Two Issues with ⎕XML
June 10, 2021
First, consider:
⎕XML 0 'p' 'This is a <em>bold</em> word.'
<p>This is a <em>bold</em> word.</p>
That is, when trying to embed some already formatted XML into the argument of ⎕XML
, the results are not what we want. Richard Smith at Dyalog suggested a possible enhancement, stealing some ideas from how ⎕JSON
works, which would be to enclose data that we do not want ⎕XML
to modify in any way. The extra depth would be a signal to leave the data alone.
Second, consider:
m←2 3⍴0 'pre' '' 1 'code' ' a←5'
]display m
┌→─────────────────────┐
↓ ┌→──┐ ┌⊖┐ │
│ 0 │pre│ │ │ │
│ └───┘ └─┘ │
│ ┌→───┐ ┌→────────┐ │
│ 1 │code│ │ a←5│ │
│ └────┘ └─────────┘ │
└∊─────────────────────┘
⎕XML m
<pre>
<code>a←5</code>
</pre>
Nicely formatted, but white space lost. Using the Whitespace=Preserve
variant:
xml←⎕XML⍠'Whitespace' 'Preserve'
xml m
<pre><code> a←5</code></pre>
we preserve the whitespace but lose the indented formatting. With ⎕XML is is currently all or nothing. What we want to do is have nicely formatted HTML output from ⎕XML
, except for certain elements were we we know we want to preserve the whitespace.

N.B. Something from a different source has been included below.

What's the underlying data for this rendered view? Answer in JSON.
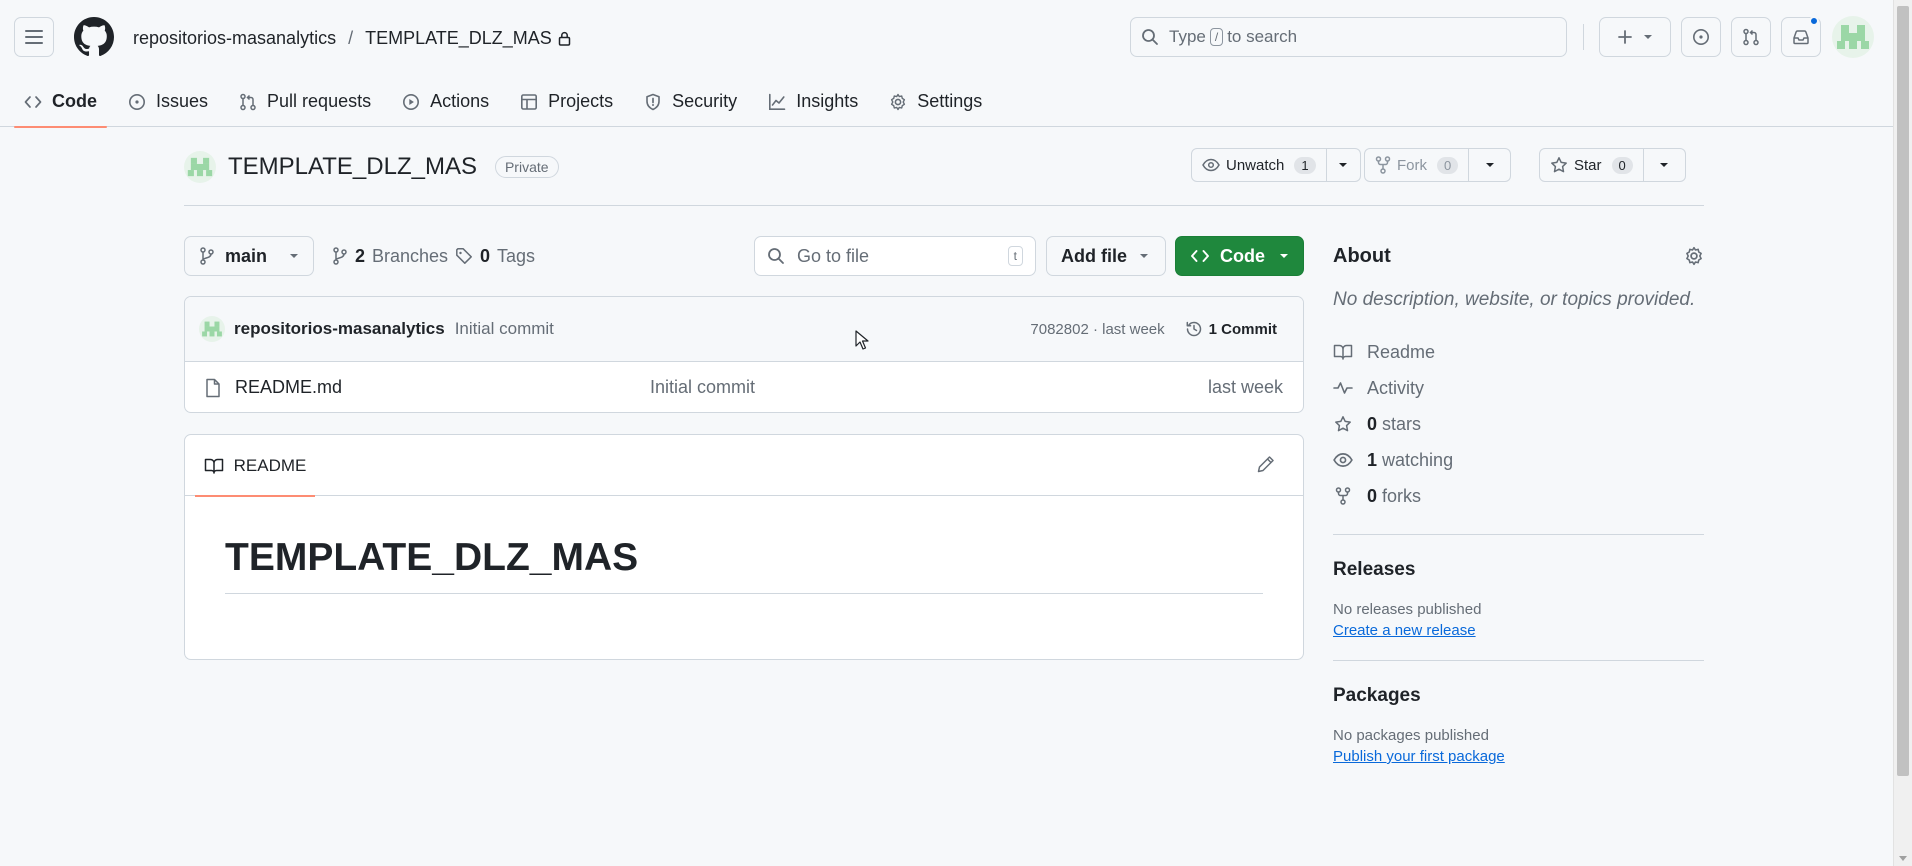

Absent enhancements to ⎕XML
by Dyalog, we can solve both problems in a similar way. For embedded HTML, we can enclose the data, note it, insert a special character as a holding place, and then after ⎕XML
is run replace the special character with the raw HTML. Thus this works:
H.DOM2HTML H.New 'p' (⊂⊂'This is a <em>bold</em> word.')
<p>This is a <em>bold</em> word.</p>
Note the use of enclose twice here (⊂⊂
) is for the same reason as this:
]display A←'One' 'Two' 'Three'
┌→────────────────────┐
│ ┌→──┐ ┌→──┐ ┌→────┐ │
│ │One│ │Two│ │Three│ │
│ └───┘ └───┘ └─────┘ │
└∊────────────────────┘
A[1]←⊂⊂'Two'
]Display A
┌→────────────────────────┐
│ ┌→──┐ ┌───────┐ ┌→────┐ │
│ │One│ │ ┌→──┐ │ │Three│ │
│ └───┘ │ │Two│ │ └─────┘ │
│ │ └───┘ │ │
│ └∊──────┘ │
└∊────────────────────────┘
For preserving blanks and line endings while still getting nicely indented XML, an EncodePre
function is provided to temporaily replace blanks and newlines with special characters. Then, the DOM2HTML
function will reverse the substitions after the application of ⎕XML
:
p←H.New'pre'
_←p H.New'code' (H.EncodePre' ⎕←a←⍳5 ',(⎕UCS 13),'0 1 2 3 4')
H.DOM2HTML p
<pre>
<code> ⎕←a←⍳5
0 1 2 3 4</code>
</pre>